The bill also contained provisions intended to keep intact state dollars which draw down federal funding, creating a multiplier effect in revenue which most consider sacred. It also softened the potential blow to services by leaving unchanged funding for critical services.

But the bill died early on in the 2016 Legislative Session. The culprit, according to Ward? Those state agencies who draw down federal dollars and provide critical services, among others.

Veterans groups publicly opposed the bill, after which supporters somewhat scaled back their plans to overhaul the way the statehouse budgets. But behind the scenes, Ward told Alabama Today, a cavalcade of other state government interests also blocked the way for Ward’s reform.
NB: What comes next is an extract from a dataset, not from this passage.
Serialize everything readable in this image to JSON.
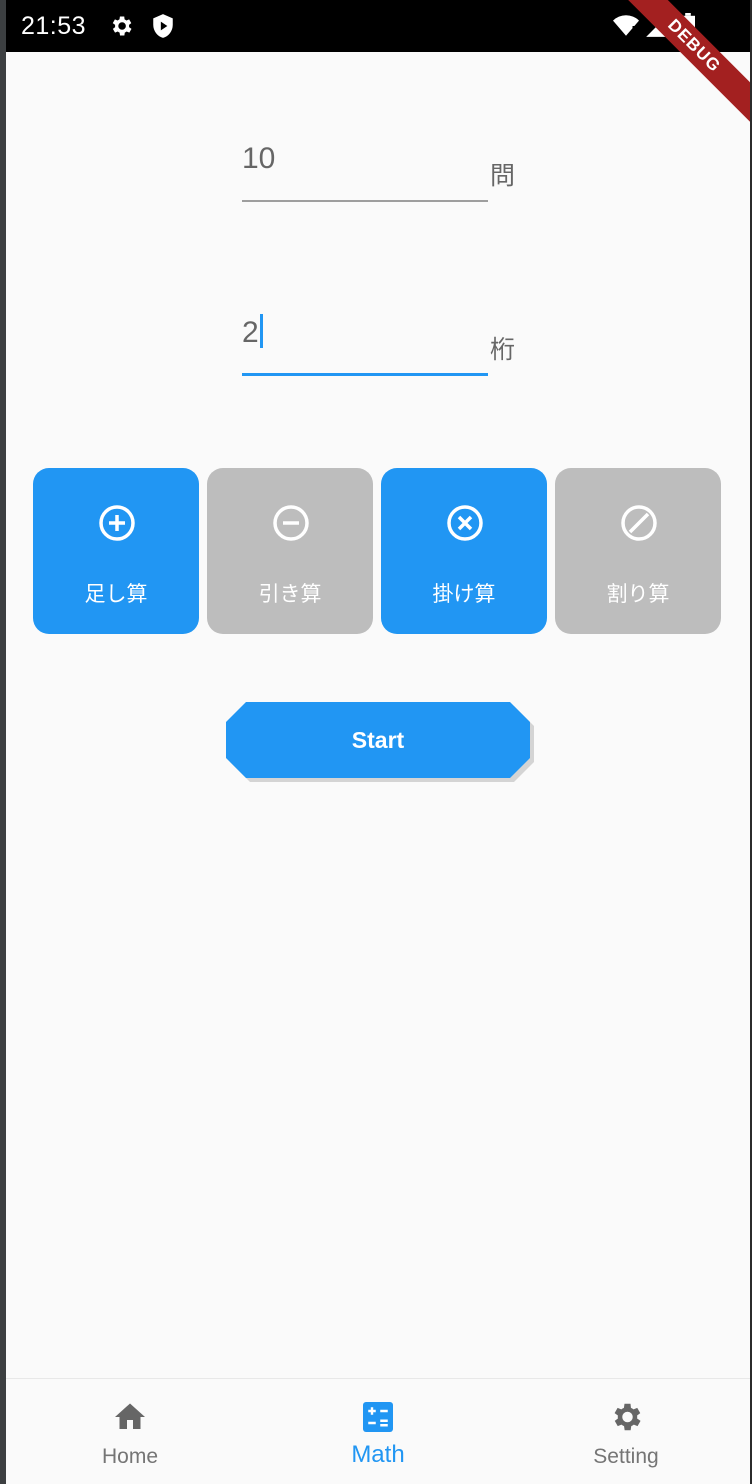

Pushback from veterans was doubtless an obstacle, but advocates for less-than-critical spending also pushed to get their way, including interests on behalf of state parks, historical preservation, and the Department of Human Resources.

Agencies that provide mental health services and rural fire departments also balked at the changes.

Ward says business groups were on board with his effort.

“They actually liked it,” said Ward. “It’s a great issue, but it’s tough to enact.”

Ward, who chairs the Senate Judiciary Committee, says he’ll continue to push to unmoor spending from arbitrary markers and revamp a budgeting process that allows lawmakers discretion over less than 10 percent of overall funding.

“It’s just a dysfunctional way to run a budget. It leaves you no way to deal with a crisis when it comes up,” said Ward.